Но мечте Фарита не удалось сбыться. Во время похода тяжелый снаряд противника попал в обоз, где был Фарит. На земле остались разбитые телеги, трупы лошадей, отброшенные взрывной волной тела обозников. Среди них был и Фарит.

В средних числах сентября 1918 года сводный Южно-Уральский отряд партизан под командованием Блюхера, проделав полуторамесячный переход от Белорецка до Кунгура через таежную глухомань, горные кручи Урала, топкие болота возле деревни Тюйно-Озерская, был переформирован в 30-ю дивизию. Василий Обласов получил назначение в 269-й Богоявленский полк.

ГЛАВА 21

У начальника разведывательного отдела штаба Западной армии полковника Строчинского осведомитель номер один был на особом счету. Он принимал его только у себя в квартире.

- Если у входных дверей будут звонить с короткими перерывами три раза, открывай в любое время дня и ночи, - сказал он Глаше.

Человек, который должен так звонить, появлялся редко, но все же Глаша хорошо запомнила его. Это был выше среднего роста, слегка сутулый старик, одетый, как и все рабочие, в изрядно поношенную одежду. У него были тонкие, бескровные губы, острый подбородок, заросший густой щетиной.
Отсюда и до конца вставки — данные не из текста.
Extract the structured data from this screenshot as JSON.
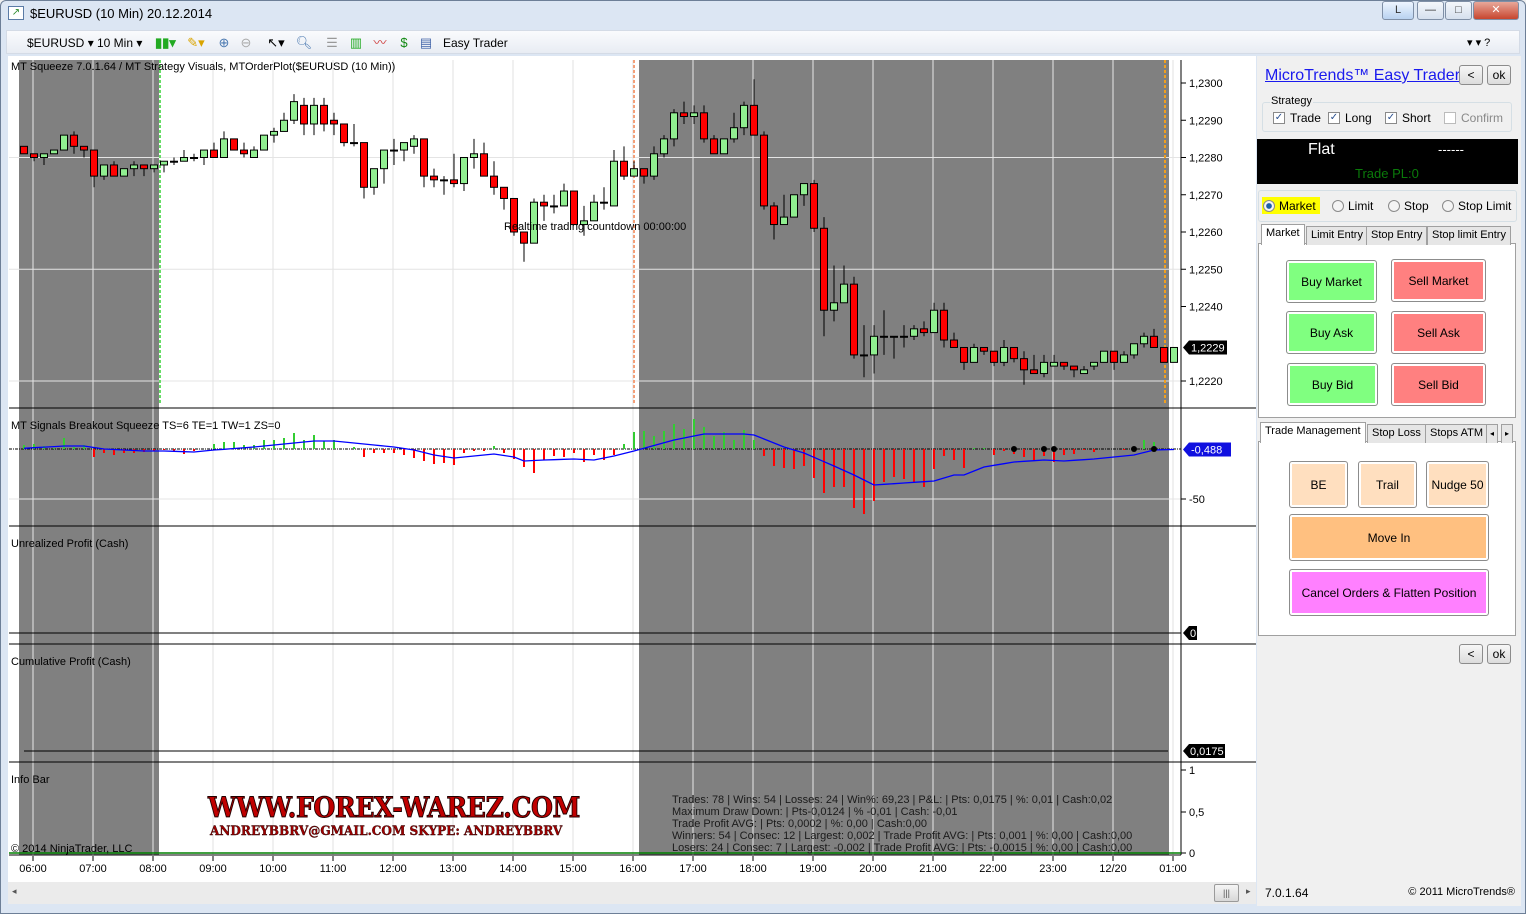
{
  "window": {
    "title": "$EURUSD (10 Min)  20.12.2014",
    "btn_l": "L",
    "minimize": "—",
    "maximize": "□",
    "close": "✕"
  },
  "toolbar": {
    "instrument": "$EURUSD",
    "interval": "10 Min",
    "easy_trader": "Easy Trader",
    "right_icons": "▾  ▾  ?"
  },
  "chart": {
    "price_title": "MT Squeeze 7.0.1.64 / MT Strategy Visuals, MTOrderPlot($EURUSD (10 Min))",
    "realtime_text": "Realtime trading countdown 00:00:00",
    "indicator_title": "MT Signals Breakout Squeeze TS=6 TE=1 TW=1 ZS=0",
    "unrealized_title": "Unrealized Profit (Cash)",
    "cumulative_title": "Cumulative Profit (Cash)",
    "info_title": "Info Bar",
    "copyright": "© 2014 NinjaTrader, LLC",
    "price_axis": [
      "1,2300",
      "1,2290",
      "1,2280",
      "1,2270",
      "1,2260",
      "1,2250",
      "1,2240",
      "1,2220"
    ],
    "price_marker": "1,2229",
    "indicator_marker": "-0,488",
    "indicator_axis": "-50",
    "unrealized_marker": "0",
    "cumulative_marker": "0,0175",
    "info_axis": [
      "1",
      "0,5",
      "0"
    ],
    "time_labels": [
      "06:00",
      "07:00",
      "08:00",
      "09:00",
      "10:00",
      "11:00",
      "12:00",
      "13:00",
      "14:00",
      "15:00",
      "16:00",
      "17:00",
      "18:00",
      "19:00",
      "20:00",
      "21:00",
      "22:00",
      "23:00",
      "12/20",
      "01:00"
    ],
    "stats": [
      "Trades: 78 | Wins: 54 | Losses: 24 | Win%: 69,23 | P&L: | Pts: 0,0175 | %: 0,01 | Cash:0,02",
      "Maximum Draw Down: | Pts-0,0124 | % -0,01 | Cash: -0,01",
      "Trade Profit AVG: | Pts: 0,0002 | %: 0,00 | Cash:0,00",
      "Winners: 54 | Consec: 12 | Largest: 0,002 | Trade Profit AVG: | Pts: 0,001 | %: 0,00 | Cash:0,00",
      "Losers: 24 | Consec: 7 | Largest: -0,002 | Trade Profit AVG: | Pts: -0,0015 | %: 0,00 | Cash:0,00"
    ],
    "watermark": [
      "WWW.FOREX-WAREZ.COM",
      "ANDREYBBRV@GMAIL.COM  SKYPE: ANDREYBBRV"
    ],
    "colors": {
      "up": "#90ee90",
      "down": "#ff0000",
      "session_shade": "#808080",
      "hist_up": "#32cd32",
      "hist_down": "#ff0000",
      "signal_line": "#0000ff"
    }
  },
  "chart_data": {
    "type": "candlestick",
    "instrument": "$EURUSD",
    "interval": "10 Min",
    "first_bar_time": "05:50",
    "ylim": [
      1.2213,
      1.2306
    ],
    "ohlc": [
      [
        1.2283,
        1.2283,
        1.2281,
        1.2281
      ],
      [
        1.2281,
        1.2281,
        1.2279,
        1.228
      ],
      [
        1.228,
        1.2281,
        1.2278,
        1.2281
      ],
      [
        1.2281,
        1.2282,
        1.2281,
        1.2282
      ],
      [
        1.2282,
        1.2286,
        1.2282,
        1.2286
      ],
      [
        1.2286,
        1.2287,
        1.2281,
        1.2283
      ],
      [
        1.2283,
        1.2283,
        1.228,
        1.2282
      ],
      [
        1.2282,
        1.2282,
        1.2272,
        1.2275
      ],
      [
        1.2275,
        1.2278,
        1.2274,
        1.2278
      ],
      [
        1.2278,
        1.2279,
        1.2275,
        1.2275
      ],
      [
        1.2275,
        1.2277,
        1.2275,
        1.2277
      ],
      [
        1.2277,
        1.2279,
        1.2275,
        1.2278
      ],
      [
        1.2278,
        1.2278,
        1.2275,
        1.2277
      ],
      [
        1.2277,
        1.2278,
        1.2276,
        1.2278
      ],
      [
        1.2278,
        1.2279,
        1.2276,
        1.2279
      ],
      [
        1.2279,
        1.228,
        1.2278,
        1.2279
      ],
      [
        1.2279,
        1.2282,
        1.2279,
        1.228
      ],
      [
        1.228,
        1.2281,
        1.2279,
        1.228
      ],
      [
        1.228,
        1.2282,
        1.2278,
        1.2282
      ],
      [
        1.2282,
        1.2284,
        1.228,
        1.228
      ],
      [
        1.228,
        1.2287,
        1.228,
        1.2285
      ],
      [
        1.2285,
        1.2285,
        1.2282,
        1.2282
      ],
      [
        1.2282,
        1.2284,
        1.228,
        1.2281
      ],
      [
        1.228,
        1.2283,
        1.228,
        1.2282
      ],
      [
        1.2282,
        1.2286,
        1.2282,
        1.2286
      ],
      [
        1.2286,
        1.2288,
        1.2284,
        1.2287
      ],
      [
        1.2287,
        1.2292,
        1.2287,
        1.229
      ],
      [
        1.229,
        1.2297,
        1.2289,
        1.2295
      ],
      [
        1.2294,
        1.2296,
        1.2286,
        1.2289
      ],
      [
        1.2289,
        1.2296,
        1.2286,
        1.2294
      ],
      [
        1.2294,
        1.2296,
        1.2287,
        1.2289
      ],
      [
        1.229,
        1.2292,
        1.2286,
        1.2289
      ],
      [
        1.2289,
        1.2289,
        1.2283,
        1.2284
      ],
      [
        1.2284,
        1.2289,
        1.2283,
        1.2284
      ],
      [
        1.2284,
        1.2284,
        1.2269,
        1.2272
      ],
      [
        1.2272,
        1.2277,
        1.227,
        1.2277
      ],
      [
        1.2277,
        1.2282,
        1.2273,
        1.2282
      ],
      [
        1.2282,
        1.2285,
        1.2278,
        1.2282
      ],
      [
        1.2282,
        1.2284,
        1.2279,
        1.2284
      ],
      [
        1.2283,
        1.2286,
        1.2281,
        1.2285
      ],
      [
        1.2285,
        1.2285,
        1.2272,
        1.2275
      ],
      [
        1.2275,
        1.2277,
        1.2272,
        1.2274
      ],
      [
        1.2274,
        1.2275,
        1.227,
        1.2274
      ],
      [
        1.2274,
        1.2281,
        1.2272,
        1.2273
      ],
      [
        1.2273,
        1.228,
        1.2271,
        1.228
      ],
      [
        1.228,
        1.2285,
        1.2277,
        1.2281
      ],
      [
        1.2281,
        1.2284,
        1.2275,
        1.2275
      ],
      [
        1.2275,
        1.2279,
        1.227,
        1.2272
      ],
      [
        1.2272,
        1.2272,
        1.2266,
        1.2269
      ],
      [
        1.2269,
        1.2269,
        1.2259,
        1.226
      ],
      [
        1.226,
        1.226,
        1.2252,
        1.2257
      ],
      [
        1.2257,
        1.2269,
        1.2257,
        1.2268
      ],
      [
        1.2268,
        1.227,
        1.2263,
        1.2267
      ],
      [
        1.2267,
        1.227,
        1.2265,
        1.2267
      ],
      [
        1.2267,
        1.2273,
        1.2267,
        1.2271
      ],
      [
        1.2271,
        1.2271,
        1.2262,
        1.2262
      ],
      [
        1.2262,
        1.2267,
        1.2259,
        1.2263
      ],
      [
        1.2263,
        1.227,
        1.2263,
        1.2268
      ],
      [
        1.2268,
        1.2272,
        1.2266,
        1.2268
      ],
      [
        1.2267,
        1.2282,
        1.2267,
        1.2279
      ],
      [
        1.2279,
        1.2283,
        1.2274,
        1.2275
      ],
      [
        1.2275,
        1.2279,
        1.2275,
        1.2277
      ],
      [
        1.2277,
        1.2277,
        1.2273,
        1.2275
      ],
      [
        1.2275,
        1.2283,
        1.2274,
        1.2281
      ],
      [
        1.2281,
        1.2286,
        1.228,
        1.2285
      ],
      [
        1.2285,
        1.2293,
        1.2283,
        1.2292
      ],
      [
        1.2292,
        1.2295,
        1.2289,
        1.2291
      ],
      [
        1.2291,
        1.2294,
        1.2289,
        1.2292
      ],
      [
        1.2292,
        1.2294,
        1.2284,
        1.2285
      ],
      [
        1.2285,
        1.2286,
        1.2281,
        1.2281
      ],
      [
        1.2281,
        1.2285,
        1.2281,
        1.2285
      ],
      [
        1.2285,
        1.2292,
        1.2284,
        1.2288
      ],
      [
        1.2288,
        1.2295,
        1.2286,
        1.2294
      ],
      [
        1.2294,
        1.2301,
        1.2286,
        1.2286
      ],
      [
        1.2286,
        1.2287,
        1.2266,
        1.2267
      ],
      [
        1.2267,
        1.2268,
        1.2258,
        1.2262
      ],
      [
        1.2262,
        1.227,
        1.2262,
        1.2264
      ],
      [
        1.2264,
        1.227,
        1.2264,
        1.227
      ],
      [
        1.227,
        1.2273,
        1.2267,
        1.2273
      ],
      [
        1.2273,
        1.2274,
        1.226,
        1.2261
      ],
      [
        1.2261,
        1.2264,
        1.2232,
        1.2239
      ],
      [
        1.2239,
        1.2251,
        1.2236,
        1.2241
      ],
      [
        1.2241,
        1.2251,
        1.2241,
        1.2246
      ],
      [
        1.2246,
        1.2248,
        1.2226,
        1.2227
      ],
      [
        1.2227,
        1.2235,
        1.2221,
        1.2227
      ],
      [
        1.2227,
        1.2235,
        1.2222,
        1.2232
      ],
      [
        1.2232,
        1.2239,
        1.2227,
        1.2232
      ],
      [
        1.2232,
        1.2232,
        1.2226,
        1.2232
      ],
      [
        1.2232,
        1.2235,
        1.2229,
        1.2232
      ],
      [
        1.2232,
        1.2235,
        1.2231,
        1.2234
      ],
      [
        1.2234,
        1.2236,
        1.2232,
        1.2233
      ],
      [
        1.2233,
        1.2241,
        1.2233,
        1.2239
      ],
      [
        1.2239,
        1.2241,
        1.2229,
        1.2231
      ],
      [
        1.2231,
        1.2233,
        1.2229,
        1.2229
      ],
      [
        1.2229,
        1.2229,
        1.2223,
        1.2225
      ],
      [
        1.2225,
        1.223,
        1.2225,
        1.2229
      ],
      [
        1.2229,
        1.2229,
        1.2227,
        1.2228
      ],
      [
        1.2228,
        1.2228,
        1.2224,
        1.2225
      ],
      [
        1.2225,
        1.2231,
        1.2224,
        1.2229
      ],
      [
        1.2229,
        1.2229,
        1.2225,
        1.2226
      ],
      [
        1.2226,
        1.2228,
        1.2219,
        1.2223
      ],
      [
        1.2223,
        1.2227,
        1.2222,
        1.2222
      ],
      [
        1.2222,
        1.2227,
        1.2221,
        1.2225
      ],
      [
        1.2224,
        1.2227,
        1.2224,
        1.2225
      ],
      [
        1.2225,
        1.2225,
        1.2223,
        1.2224
      ],
      [
        1.2224,
        1.2224,
        1.2221,
        1.2223
      ],
      [
        1.2222,
        1.2224,
        1.2222,
        1.2223
      ],
      [
        1.2224,
        1.2225,
        1.2223,
        1.2225
      ],
      [
        1.2225,
        1.2228,
        1.2225,
        1.2228
      ],
      [
        1.2228,
        1.2228,
        1.2223,
        1.2225
      ],
      [
        1.2225,
        1.2228,
        1.2225,
        1.2227
      ],
      [
        1.2227,
        1.223,
        1.2226,
        1.223
      ],
      [
        1.223,
        1.2233,
        1.2229,
        1.2232
      ],
      [
        1.2232,
        1.2234,
        1.2229,
        1.2229
      ],
      [
        1.2229,
        1.2229,
        1.2225,
        1.2225
      ],
      [
        1.2225,
        1.2229,
        1.2225,
        1.2229
      ]
    ],
    "squeeze_histogram": [
      4,
      5,
      3,
      1,
      11,
      2,
      4,
      -8,
      -4,
      -6,
      -4,
      -4,
      -3,
      -2,
      -1,
      -2,
      -5,
      -2,
      0,
      5,
      7,
      7,
      4,
      4,
      9,
      9,
      11,
      16,
      9,
      14,
      8,
      9,
      0,
      2,
      -8,
      -4,
      -4,
      -4,
      -6,
      -9,
      -12,
      -15,
      -14,
      -16,
      -4,
      -2,
      -2,
      3,
      -4,
      -10,
      -18,
      -24,
      -11,
      -7,
      -8,
      -4,
      -13,
      -6,
      -11,
      -6,
      5,
      17,
      18,
      13,
      18,
      25,
      20,
      30,
      22,
      13,
      17,
      9,
      19,
      9,
      -7,
      -17,
      -19,
      -20,
      -17,
      -29,
      -44,
      -38,
      -38,
      -59,
      -65,
      -52,
      -33,
      -28,
      -30,
      -34,
      -38,
      -20,
      -7,
      -11,
      -19,
      1,
      1,
      -6,
      -2,
      -5,
      -8,
      -11,
      -7,
      -13,
      -6,
      -5,
      -1,
      -3,
      0,
      0,
      -1,
      0,
      9,
      7,
      0,
      0
    ],
    "signal_line": [
      0.7,
      1.3,
      1.9,
      2.4,
      3,
      3,
      3,
      1.5,
      0,
      -0.5,
      -1,
      -1.5,
      -2,
      -2,
      -2,
      -2.3,
      -2.7,
      -3,
      -2,
      -1,
      -0.3,
      0.5,
      1.2,
      2,
      3,
      4,
      5,
      6,
      7,
      8,
      8,
      8,
      7,
      6,
      5,
      4,
      3,
      2,
      0.5,
      -1,
      -3.5,
      -6,
      -7.5,
      -9,
      -8,
      -7,
      -6,
      -5,
      -6.5,
      -8,
      -12,
      -11.5,
      -11,
      -10.7,
      -10.3,
      -10,
      -10.5,
      -11,
      -9,
      -7,
      -4.5,
      -2,
      0.8,
      3.5,
      6.3,
      9,
      11,
      13,
      15,
      15,
      15,
      15,
      15,
      14,
      10,
      6,
      2,
      -1,
      -4,
      -8.3,
      -12.7,
      -17,
      -21.5,
      -26,
      -31,
      -36,
      -35.3,
      -34.7,
      -34,
      -33.3,
      -32.7,
      -32,
      -29,
      -26,
      -26,
      -22,
      -18,
      -16.3,
      -14.7,
      -13,
      -12.3,
      -11.7,
      -11,
      -11.5,
      -12,
      -11.3,
      -10.7,
      -10,
      -9,
      -8,
      -7,
      -6,
      -3.5,
      -1,
      -0.7,
      -0.5
    ],
    "signal_dots_bar_index": [
      99,
      102,
      103,
      111,
      113
    ],
    "indicator_ylim": [
      -70,
      30
    ],
    "shaded_sessions_bar_index": [
      [
        0,
        13
      ],
      [
        62,
        114
      ]
    ],
    "markers_bar_index": {
      "green_dashed": 13,
      "salmon_dashed": 61,
      "orange_dashed": 114
    }
  },
  "panel": {
    "title": "MicroTrends™ Easy Trader",
    "back": "<",
    "ok": "ok",
    "strategy_label": "Strategy",
    "checkboxes": [
      {
        "label": "Trade",
        "checked": true
      },
      {
        "label": "Long",
        "checked": true
      },
      {
        "label": "Short",
        "checked": true
      },
      {
        "label": "Confirm",
        "checked": false
      }
    ],
    "position": "Flat",
    "position_detail": "------",
    "trade_pl": "Trade PL:0",
    "order_types": [
      {
        "label": "Market",
        "selected": true
      },
      {
        "label": "Limit",
        "selected": false
      },
      {
        "label": "Stop",
        "selected": false
      },
      {
        "label": "Stop Limit",
        "selected": false
      }
    ],
    "entry_tabs": [
      "Market",
      "Limit Entry",
      "Stop Entry",
      "Stop limit Entry"
    ],
    "buy_buttons": [
      "Buy Market",
      "Buy Ask",
      "Buy Bid"
    ],
    "sell_buttons": [
      "Sell Market",
      "Sell Ask",
      "Sell Bid"
    ],
    "mgmt_tabs": [
      "Trade Management",
      "Stop Loss",
      "Stops ATM"
    ],
    "mgmt_buttons": {
      "be": "BE",
      "trail": "Trail",
      "nudge": "Nudge 50",
      "move_in": "Move In",
      "cancel": "Cancel Orders & Flatten Position"
    },
    "version": "7.0.1.64",
    "copyright": "© 2011 MicroTrends®"
  }
}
Взгляд серых колючих глаз из-под нависших бровей был угрюм и недоверчив.

Не снимая головного убора, на котором отчетливо были видны пятна от мазута, он проходил в кабинет хозяина, но долго там не задерживался. И каждый раз при выходе из дома бросал ястребиный взгляд по сторонам улицы, торопливо пересекал ее и исчезал в безлюдном переулке.

Попросив у хозяйки разрешения якобы повидаться с родственницей, недавно приехавшей из деревни, Глаша поспешно направилась в Заречье к сапожнику.
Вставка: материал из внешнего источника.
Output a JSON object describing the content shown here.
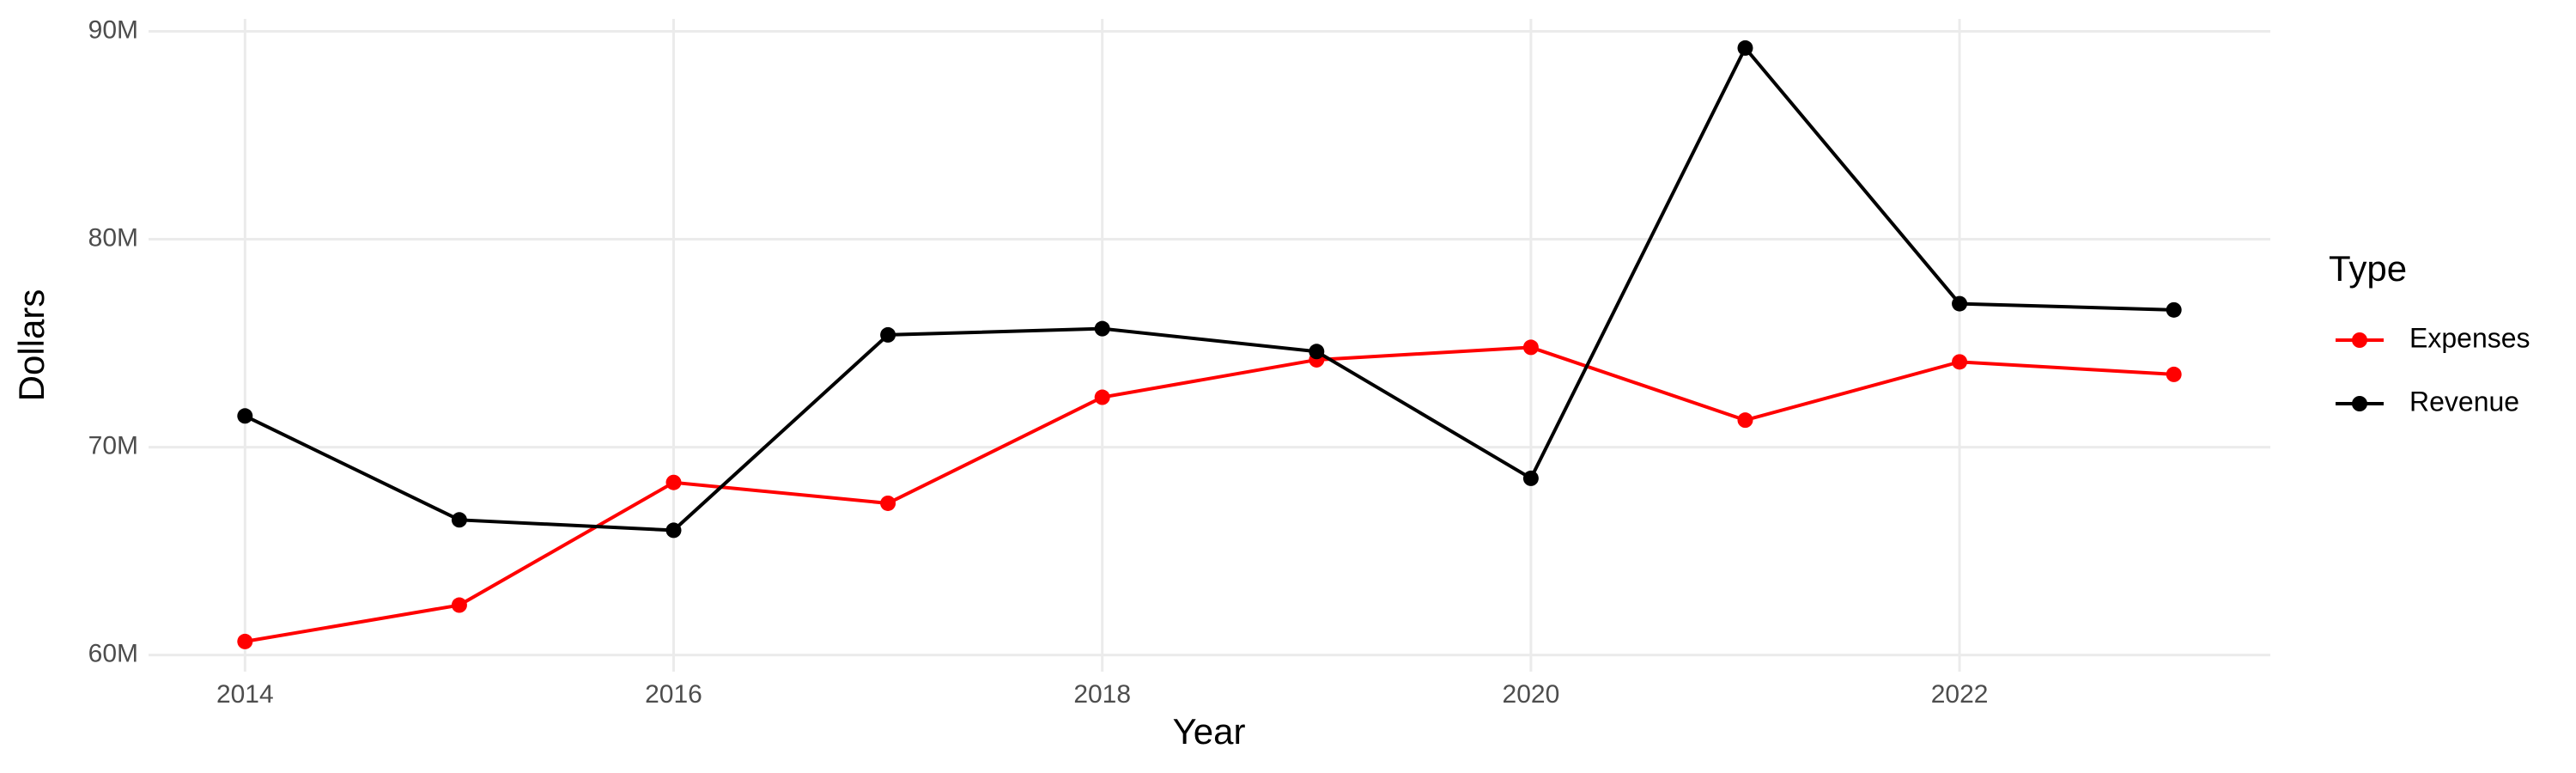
{
  "chart_data": {
    "type": "line",
    "x_label": "Year",
    "y_label": "Dollars",
    "legend_title": "Type",
    "legend": "right",
    "grid": true,
    "x": [
      2014,
      2015,
      2016,
      2017,
      2018,
      2019,
      2020,
      2021,
      2022,
      2023
    ],
    "series": [
      {
        "name": "Expenses",
        "color": "#ff0000",
        "values": [
          60650000,
          62400000,
          68300000,
          67300000,
          72400000,
          74200000,
          74800000,
          71300000,
          74100000,
          73500000
        ]
      },
      {
        "name": "Revenue",
        "color": "#000000",
        "values": [
          71500000,
          66500000,
          66000000,
          75400000,
          75700000,
          74600000,
          68500000,
          89200000,
          76900000,
          76600000
        ]
      }
    ],
    "xlim": [
      2013.55,
      2023.45
    ],
    "xticks": [
      2014,
      2016,
      2018,
      2020,
      2022
    ],
    "ylim": [
      59200000,
      90600000
    ],
    "yticks": [
      {
        "value": 60000000,
        "label": "60M"
      },
      {
        "value": 70000000,
        "label": "70M"
      },
      {
        "value": 80000000,
        "label": "80M"
      },
      {
        "value": 90000000,
        "label": "90M"
      }
    ]
  }
}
Выслушав ее, Иван Васильевич пожал плечами:

- Кто же это может быть? В железнодорожных мастерских вроде такого нет. Может быть, он с плужного завода? Кепка, говоришь, у него в мазуте?

- Ага, и ватник поношенный.

- Вот что, Глаша. Ты посиди пока у нас, я к ребятам сбегаю, посоветуюсь насчет старика. Похоже, он большая птица, ежели сам Строчинский ведет с ним беседы, да еще у себя дома.

Шмаков вскоре вернулся. Из подпольщиков никто не знал таинственного посетителя шефа разведки.

- Ты, Глаша, не перепутала что-нибудь, рассказывая о старике? - спросил ее Шмаков.

- Нет. Какой есть, таким и описала.

- А других примет у него нет?

Женщина задумалась.

- Вспомнила, - заговорила она оживленно. - Правый глаз у него полузакрыт, но когда старик откидывает голову, то смотрит, как и все. Только поглядка у него недобрая, - закончила она.